The elder Murdoch will become chairman emeritus at both, and he is not giving up his controlling shares, meaning he is not likely to completely step away from his powerful media portfolio.
- Political power -
Murdoch built a fortune estimated at $17 billion by Forbes with a disdain for snobbery and convention combined with a knack for finding new value in staid media outlets.
Born in Melbourne, Australia, Murdoch plunged into the news business suddenly when his father died at 66 in 1952, leaving him the struggling Adelaide News.
Murdoch turned the paper around, and then began a five-decade spree of acquisitions that took him to Britain -- where, in short succession, he bought the News of the World, the Sun and the Times -- and then the United States, where he added the New York Post, 20th Century Fox, and Dow Jones, owner of prestigious title The Wall Street Journal.
He made the Sun a top tabloid with scandalous headlines and large photos of scantily clad women on Page 3, but it was the politics that grated many the most.
Critics reviled the unabashed support his empire gave conservatives, as well as groups espousing unfounded right-wing conspiracy theories.
The Sun claimed to have swung Britain's April 1992 general election in favor of the Conservative Party, while Fox News was credited with giving billionaire political novice Donald Trump the boost he needed to win the US presidency in 2016.
The relationship was reciprocal: Trump's close cooperation with the channel helped boost Fox's earnings hugely.
Former Australian prime minister Kevin Rudd of the Labor Party didn't mince words, describing Murdoch as a "cancer on our democracy."
Murdoch however seemed to relish his position as a target of the left.
"When you're a catalyst for change, you make enemies -- and I'm proud of the ones I have got," he said in one interview.
- 24 hour TV news -
Murdoch also understood early that newspapers were not the future: in 1989 he launched 24-hour satellite TV channel Sky News in the UK and, seven years later, cable-based Fox News in the United States, a conservative foil to the new giant CNN.
While the TV news and related channels boosted his fortune, Murdoch has hung onto his newspapers despite the industry's questionable profitability amid the rise of the internet and social media.
Financially, he scored big with the $71 billion sale in 2018 of film studio 21st Century Fox to Disney.
Murdoch said at the time he was "returning to our roots, which is news and sports."
But over a decade, his News Corp stock has been flat, with investors not seeing huge profitability from the traditional media.
- Succession -
Murdoch's personal life and family have meanwhile generously fed the kind of news stories he reserves for politicians he dislikes.
That includes his four marriages and divorces -- the third to a Chinese-American businesswoman, Wendi Deng, 38 years younger than him, and the fourth to Mick Jagger's ex-wife, model Jerry Hall.

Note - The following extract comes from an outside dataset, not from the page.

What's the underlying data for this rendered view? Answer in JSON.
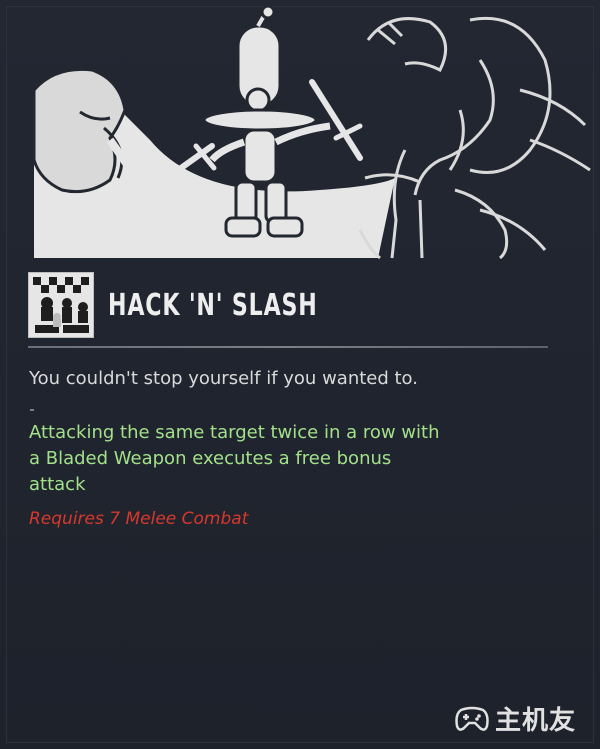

Murdoch abruptly called off a fifth marriage earlier this year, two weeks after his engagement, according to reports.
Meanwhile, speculation has simmered for decades over when he would retire and which of his children -- Elizabeth, 55, Lachlan, 52, or James, 50 -- would inherit control of his media empire.

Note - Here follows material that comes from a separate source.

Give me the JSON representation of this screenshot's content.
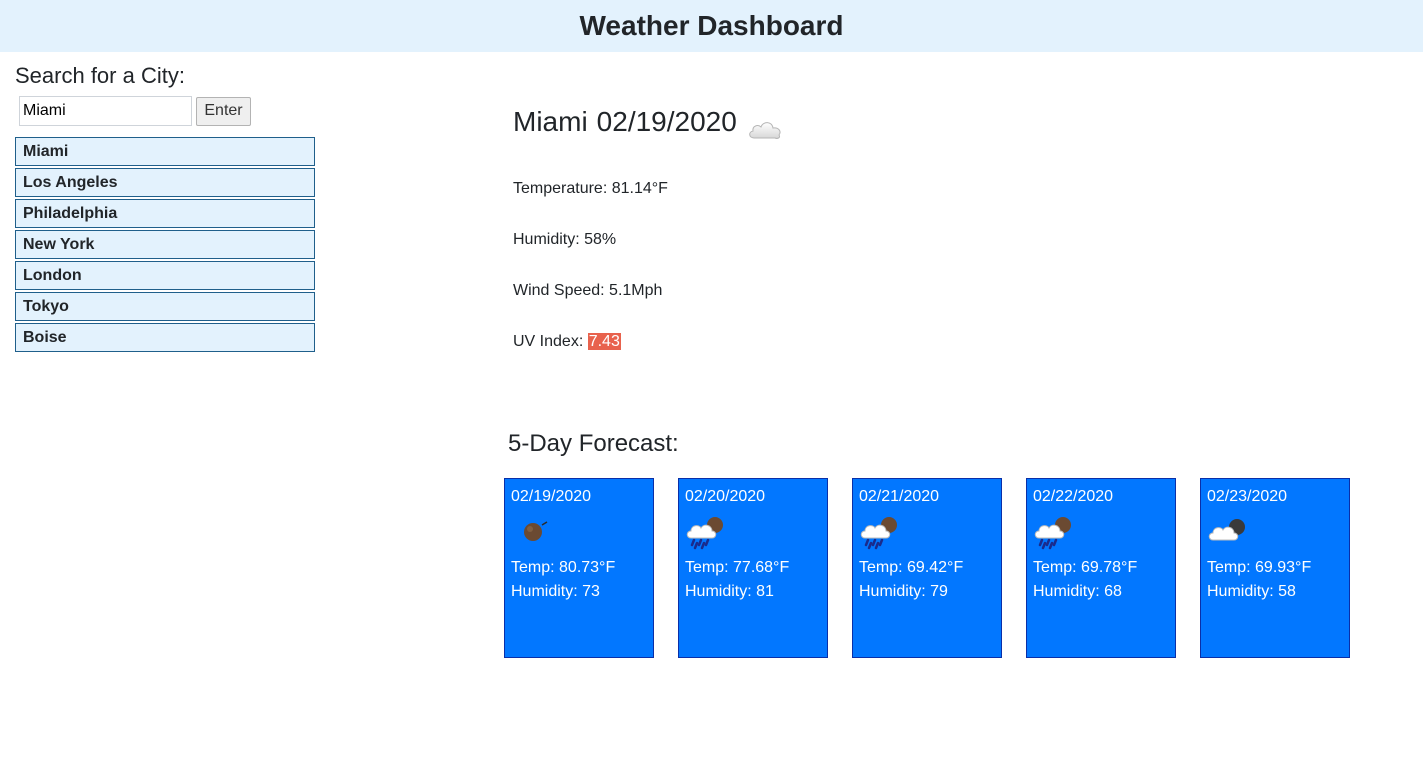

The has intensified in recent years amid reports that secretive Murdoch has experienced some serious health issues.
The New York Times reported that in January 2018 he fell while aboard his yacht in the Caribbean, suffering fractured vertebrae and a potentially life threatening spinal haematoma.
His injury, and its potential impact on his business empire, was hidden for weeks.
All of that, and more, has been source material for the hit HBO show "Succession," about aging, ruthless media mogul Logan Roy and his two sons and one daughter, all scheming over the future of their media conglomerate.